Coelho also shares messages about race, equality, women’s rights and other topics. When a draft of the U.S. Supreme Court’s ruling on Roe v. Wade leaked, he donned a “Hands off her uterus” T-shirt and said women should be free to make their own choices alongside their doctors.
Coelho also shared a snippet of a City Council meeting where he voiced his support for the LGBTQ community and encouraged its members to get in touch if they needed a safe space.
He spent two days with Waterville police officers, shooting a video that gives a behind-the-scenes look at what it’s like to work for the city’s police department, all in hopes of attracting applicants to fill vacancies. Naturally, the 1987 song “Bad Boys” from TV show “Cops” bops in the background, and Charlie Puth’s “One Call Away” plays in another version. Scenes include officers training with firearms and the department’s police dog, Riggs, who joined the crew earlier this year.
Coelho is from East Cambridge, Massachusetts, and moved to Waterville in 2010 because his ex-wife grew up in the area, and it was a good place to raise their family. Coelho served on the City Council in 2018, lost his seat and then returned as mayor after defeating challenger Phil Bofia.
“Honestly, I wanted to know how things were happening in and around,” he said about his run for mayor. “I’ve always been a research person and inquisitive.”
Once the real work began, Coelho recognized it wasn’t so simple to implement fresh ideas and changes. “You realize you’re one of seven people,” he said, “and you can’t do anything alone. It was a crash course on realizing how to bridge the gap.”
From Coelho’s office window at You Broke It, his cellphone and computer repair company downtown, he sees his other office at city hall, he said. The mayor also owned Grub Bakery on College Avenue, but he closed it this year to renovate and convert the building into three housing units. It’s what the city needs most at this moment, he said.
Coelho wants more families with children to move to Waterville. He sees opportunities, current and future, for his kids and other people’s kids. And he advocates so strongly for his city online because he genuinely believes in what lies ahead, especially with downtown revitalization underway.
“My kids are here,” he said. “My roots are here. You don’t plant a tree for it not to grow.”
In response to a snarky comment that said Coelho “looks like he’s about to try to sell me bootleg DVDs and hair gel,” the mayor took the chance to respond and showcase a downtown business.
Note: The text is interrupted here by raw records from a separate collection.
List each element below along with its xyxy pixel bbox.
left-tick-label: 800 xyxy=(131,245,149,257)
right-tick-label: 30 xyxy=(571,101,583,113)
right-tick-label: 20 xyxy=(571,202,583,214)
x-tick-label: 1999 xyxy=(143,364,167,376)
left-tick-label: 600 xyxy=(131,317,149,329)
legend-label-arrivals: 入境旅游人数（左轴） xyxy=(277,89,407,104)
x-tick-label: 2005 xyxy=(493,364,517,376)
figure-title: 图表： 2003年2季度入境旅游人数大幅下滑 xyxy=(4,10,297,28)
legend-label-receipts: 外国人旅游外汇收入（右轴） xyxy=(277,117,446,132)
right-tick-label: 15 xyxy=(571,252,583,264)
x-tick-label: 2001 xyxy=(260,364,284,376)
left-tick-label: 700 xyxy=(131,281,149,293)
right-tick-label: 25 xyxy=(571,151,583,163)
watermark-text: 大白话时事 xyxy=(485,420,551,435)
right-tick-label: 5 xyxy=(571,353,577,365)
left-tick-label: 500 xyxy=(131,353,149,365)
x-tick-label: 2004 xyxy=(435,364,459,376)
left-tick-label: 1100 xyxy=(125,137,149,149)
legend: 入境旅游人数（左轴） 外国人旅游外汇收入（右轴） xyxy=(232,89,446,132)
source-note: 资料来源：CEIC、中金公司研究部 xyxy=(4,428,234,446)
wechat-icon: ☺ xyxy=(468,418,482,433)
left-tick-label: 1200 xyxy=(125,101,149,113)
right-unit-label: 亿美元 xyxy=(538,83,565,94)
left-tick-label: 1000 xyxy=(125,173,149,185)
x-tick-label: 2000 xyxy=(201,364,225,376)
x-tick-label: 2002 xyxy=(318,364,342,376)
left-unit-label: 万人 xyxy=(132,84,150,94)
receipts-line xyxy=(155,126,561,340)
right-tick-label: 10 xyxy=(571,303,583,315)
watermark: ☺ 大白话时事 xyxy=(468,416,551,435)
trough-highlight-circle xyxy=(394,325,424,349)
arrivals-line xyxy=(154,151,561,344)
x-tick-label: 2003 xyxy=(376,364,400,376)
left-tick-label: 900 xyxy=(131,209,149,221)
He takes viewers inside Holy Cannoli on Main Street, orders one of every mini cannoli on the menu, and brings the desserts to workers at city hall.
“When someone is snarky, I like to give it back a little bit,” he said. “TikTok is really to entertain me. I watch my TikToks probably more than anyone else does.”
In one TikTok, the mayor shows off Waterville’s RiverWalk at Head of Falls, which overlooks the Kennebec River. In another, Coelho pokes fun at a person who called Waterville “a dump with small pockets of nice homes,” and gives viewers a quick tour of the city, highlighting the new Lockwood Hotel, people dining outside, the Paul J. Shupf Art Center being built, playgrounds, the municipal pool and other locations.
No city is perfect, he acknowledges in the video, but this city? This city is home, he says.